Facétieux, gai, aussi généreux que volontiers moqueur, voire cassant, Karl Lagerfeld était avant tout un travailleur acharné, dessinant infatigablement les modèles de ses futures collections ; « mon fonds de commerce, ça a toujours été de travailler plus que les autres pour leur montrer leur inutilité », a-t-il ainsi affirmé avec mordant. Le réalisateur Loïc Prigent rendra hommage, dans un documentaire intitulé « Karl Lagerfeld se dessine », à cet inimitable talent. Le créateur était également un collectionneur compulsif de livres – il en possédait plus de 300 000 – et ouvrira, rue de Lille sur la rive gauche de Paris, la librairie 7L et une maison d’édition du même nom. Photographe de talent, il ouvre en 1998 la Lagerfeld Gallery, publie de nombreux livres et sera exposé, en 2016, à la Pinacothèque de Paris.
Une succession longtemps inenvisageable
Le 22 janvier dernier, et pour la première fois depuis son arrivée chez Chanel il y a 36 ans, Karl Lagerfeld n’est pas apparu pour saluer à la fin du défilé. Depuis plusieurs semaines, ses apparitions publiques se faisaient en effet rares, laissant place aux rumeurs les plus angoissées. Elégant jusqu’au bout, le créateur aurait prétendu auprès des rédactrices de mode, invitées la veille de son dernier défilé, s’être foulé la cheville pour excuser son état de fatigue. « Le passé ne m’intéresse pas, on ne s’y intéresse que lorsque les gens sont morts », déclarait celui qui refusait d’envisager son enterrement : « plutôt mourrir », répondait-il avec l’ironie qui signait ses saillies.
De fait, la plupart des acteurs de la mode se sont refusés jusqu’au bout à envisager la succession d’un styliste qui affirmait n’avoir « que des contrats à vie », selon la journaliste du Monde Raphaëlle Bacqué. Bernard Arnaud disait ainsi que « sa succession (chez Fendi), je ne veux pas l’envisager. D’ailleurs, nous n’en parlons jamais. Le seul cas semblable à celui de Karl, c’est le pape, vous savez ». Hier, la maison Chanel a fait savoir par voie de communiqué que « c’est à Virginie Viard, directrice du studio de création mode de Chanel et la plus proche collaboratrice de Karl Lagerfeld depuis plus de 30 ans qu’Alain Wertheimer (copropriétaire de Chanel) a confié le soin d’assurer la création des collections pour continuer de faire vivre l’héritage de Coco Chanel et de Karl Lagerfeld », ce dernier considérant Mme Viard comme son « bras droit et bras gauche à la fois ».

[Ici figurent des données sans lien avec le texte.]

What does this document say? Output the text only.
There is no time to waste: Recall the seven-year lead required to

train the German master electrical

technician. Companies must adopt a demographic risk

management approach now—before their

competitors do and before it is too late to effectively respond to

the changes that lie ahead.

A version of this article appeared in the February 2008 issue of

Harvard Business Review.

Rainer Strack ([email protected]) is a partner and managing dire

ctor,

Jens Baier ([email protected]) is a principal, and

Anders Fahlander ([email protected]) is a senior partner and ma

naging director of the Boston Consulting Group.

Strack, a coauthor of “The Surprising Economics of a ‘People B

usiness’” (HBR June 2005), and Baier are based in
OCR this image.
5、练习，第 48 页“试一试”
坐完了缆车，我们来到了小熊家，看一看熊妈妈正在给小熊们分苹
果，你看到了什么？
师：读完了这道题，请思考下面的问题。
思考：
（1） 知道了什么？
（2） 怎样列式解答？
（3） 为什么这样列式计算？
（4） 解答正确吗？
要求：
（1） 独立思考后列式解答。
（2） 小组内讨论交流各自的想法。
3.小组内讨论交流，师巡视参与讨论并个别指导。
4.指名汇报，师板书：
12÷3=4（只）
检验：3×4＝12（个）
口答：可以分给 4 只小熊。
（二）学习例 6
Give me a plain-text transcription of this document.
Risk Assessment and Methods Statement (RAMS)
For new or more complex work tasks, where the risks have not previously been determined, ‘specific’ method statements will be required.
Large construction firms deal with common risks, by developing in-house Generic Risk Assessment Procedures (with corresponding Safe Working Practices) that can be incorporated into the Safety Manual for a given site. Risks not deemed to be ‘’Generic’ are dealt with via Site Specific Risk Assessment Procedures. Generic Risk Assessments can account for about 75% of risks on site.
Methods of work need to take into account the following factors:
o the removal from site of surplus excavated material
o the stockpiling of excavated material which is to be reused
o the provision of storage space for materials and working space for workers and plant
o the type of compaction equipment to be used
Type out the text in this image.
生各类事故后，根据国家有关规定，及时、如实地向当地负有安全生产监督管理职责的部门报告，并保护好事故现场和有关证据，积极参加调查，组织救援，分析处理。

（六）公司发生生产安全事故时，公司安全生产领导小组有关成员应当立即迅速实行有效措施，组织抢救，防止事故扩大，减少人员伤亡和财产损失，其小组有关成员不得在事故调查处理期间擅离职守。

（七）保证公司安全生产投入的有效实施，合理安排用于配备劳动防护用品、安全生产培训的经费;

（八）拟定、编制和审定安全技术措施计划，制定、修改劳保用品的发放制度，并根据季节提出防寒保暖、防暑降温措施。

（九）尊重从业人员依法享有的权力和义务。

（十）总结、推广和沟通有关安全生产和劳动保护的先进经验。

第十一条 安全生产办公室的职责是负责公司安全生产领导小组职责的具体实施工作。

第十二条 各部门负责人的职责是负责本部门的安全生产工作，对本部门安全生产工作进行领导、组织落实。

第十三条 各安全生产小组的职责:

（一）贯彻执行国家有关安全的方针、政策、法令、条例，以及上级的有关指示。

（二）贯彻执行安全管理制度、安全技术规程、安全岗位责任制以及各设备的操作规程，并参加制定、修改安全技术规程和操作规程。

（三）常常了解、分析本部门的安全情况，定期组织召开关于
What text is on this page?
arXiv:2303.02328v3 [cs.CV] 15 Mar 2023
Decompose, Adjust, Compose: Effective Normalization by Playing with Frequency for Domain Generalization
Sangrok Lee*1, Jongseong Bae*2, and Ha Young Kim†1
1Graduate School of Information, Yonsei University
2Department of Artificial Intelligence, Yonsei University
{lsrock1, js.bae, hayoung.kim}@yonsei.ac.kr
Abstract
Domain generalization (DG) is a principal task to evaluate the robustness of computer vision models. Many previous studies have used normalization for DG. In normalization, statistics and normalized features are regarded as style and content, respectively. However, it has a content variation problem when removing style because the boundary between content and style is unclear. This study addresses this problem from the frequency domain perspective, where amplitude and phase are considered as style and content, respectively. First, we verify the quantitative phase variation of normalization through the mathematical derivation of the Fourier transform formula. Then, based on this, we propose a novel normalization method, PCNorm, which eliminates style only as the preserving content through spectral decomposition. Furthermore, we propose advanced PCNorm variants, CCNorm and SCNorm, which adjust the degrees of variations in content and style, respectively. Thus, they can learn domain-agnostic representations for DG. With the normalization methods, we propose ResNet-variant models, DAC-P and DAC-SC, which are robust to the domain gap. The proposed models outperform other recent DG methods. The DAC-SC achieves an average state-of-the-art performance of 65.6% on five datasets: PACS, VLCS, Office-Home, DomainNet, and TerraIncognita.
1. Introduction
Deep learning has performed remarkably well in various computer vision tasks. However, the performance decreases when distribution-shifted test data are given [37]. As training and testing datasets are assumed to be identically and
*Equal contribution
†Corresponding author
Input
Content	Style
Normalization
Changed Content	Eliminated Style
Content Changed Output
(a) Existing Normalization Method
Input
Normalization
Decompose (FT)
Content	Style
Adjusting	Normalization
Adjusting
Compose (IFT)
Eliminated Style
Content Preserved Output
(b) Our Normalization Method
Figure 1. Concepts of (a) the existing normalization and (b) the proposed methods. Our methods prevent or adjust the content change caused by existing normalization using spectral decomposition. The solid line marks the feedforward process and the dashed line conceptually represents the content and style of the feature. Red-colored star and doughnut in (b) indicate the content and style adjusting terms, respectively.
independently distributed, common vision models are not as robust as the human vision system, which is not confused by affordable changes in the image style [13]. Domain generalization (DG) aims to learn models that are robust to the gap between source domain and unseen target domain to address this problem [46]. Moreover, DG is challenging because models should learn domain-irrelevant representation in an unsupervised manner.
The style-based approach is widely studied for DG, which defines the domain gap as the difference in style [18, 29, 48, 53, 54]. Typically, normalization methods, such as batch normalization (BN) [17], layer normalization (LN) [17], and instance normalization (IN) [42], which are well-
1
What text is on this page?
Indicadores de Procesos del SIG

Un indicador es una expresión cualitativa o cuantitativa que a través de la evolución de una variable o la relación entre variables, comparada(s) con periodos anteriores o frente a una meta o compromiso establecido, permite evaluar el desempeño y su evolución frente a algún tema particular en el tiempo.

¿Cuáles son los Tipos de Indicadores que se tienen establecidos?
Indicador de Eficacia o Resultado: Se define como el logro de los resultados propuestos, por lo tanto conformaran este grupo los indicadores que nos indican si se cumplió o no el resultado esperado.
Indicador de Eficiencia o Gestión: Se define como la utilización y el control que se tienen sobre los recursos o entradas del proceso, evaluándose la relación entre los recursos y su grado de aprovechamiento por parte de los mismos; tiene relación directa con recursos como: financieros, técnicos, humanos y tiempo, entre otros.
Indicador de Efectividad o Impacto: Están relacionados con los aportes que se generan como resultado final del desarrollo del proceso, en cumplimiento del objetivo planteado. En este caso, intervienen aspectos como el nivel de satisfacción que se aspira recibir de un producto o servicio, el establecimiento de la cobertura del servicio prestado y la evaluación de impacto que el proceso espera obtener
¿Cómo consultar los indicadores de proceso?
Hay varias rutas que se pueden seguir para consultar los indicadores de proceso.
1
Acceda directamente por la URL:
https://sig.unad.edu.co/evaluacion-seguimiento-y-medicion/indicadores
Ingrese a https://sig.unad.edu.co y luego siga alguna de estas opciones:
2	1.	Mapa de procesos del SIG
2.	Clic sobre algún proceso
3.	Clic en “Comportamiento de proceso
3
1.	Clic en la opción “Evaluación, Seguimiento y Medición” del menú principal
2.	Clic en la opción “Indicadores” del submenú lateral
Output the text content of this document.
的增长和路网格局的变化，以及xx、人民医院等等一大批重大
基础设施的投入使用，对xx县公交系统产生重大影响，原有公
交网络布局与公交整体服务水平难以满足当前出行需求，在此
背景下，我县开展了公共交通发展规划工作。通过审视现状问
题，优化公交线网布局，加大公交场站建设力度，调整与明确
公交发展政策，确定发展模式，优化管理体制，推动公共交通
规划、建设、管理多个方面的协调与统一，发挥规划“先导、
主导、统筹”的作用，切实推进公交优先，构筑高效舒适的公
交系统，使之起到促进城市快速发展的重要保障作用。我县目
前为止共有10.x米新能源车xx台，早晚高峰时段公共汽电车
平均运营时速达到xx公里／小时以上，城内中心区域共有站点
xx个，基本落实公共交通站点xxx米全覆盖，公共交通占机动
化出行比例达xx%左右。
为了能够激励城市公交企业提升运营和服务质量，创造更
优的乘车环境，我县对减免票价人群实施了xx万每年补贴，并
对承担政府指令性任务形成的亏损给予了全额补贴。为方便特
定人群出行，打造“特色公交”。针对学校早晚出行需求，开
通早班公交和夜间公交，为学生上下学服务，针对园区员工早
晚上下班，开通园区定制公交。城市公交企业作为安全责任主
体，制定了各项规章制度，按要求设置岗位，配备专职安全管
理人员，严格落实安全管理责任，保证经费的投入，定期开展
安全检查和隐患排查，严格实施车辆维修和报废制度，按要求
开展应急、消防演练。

Conformément à sa demande, les cendres de Karl Lagerfeld devraient être mêlées à celles de sa mère et de son grand amour, Jacques de Bascher. Quant à son autobiographie, « je n’ai pas besoin de l’écrire, je suis en train de la vivre », disait avec le panache qu’on lui connaissait ce monstre sacré de la mode et de la couture.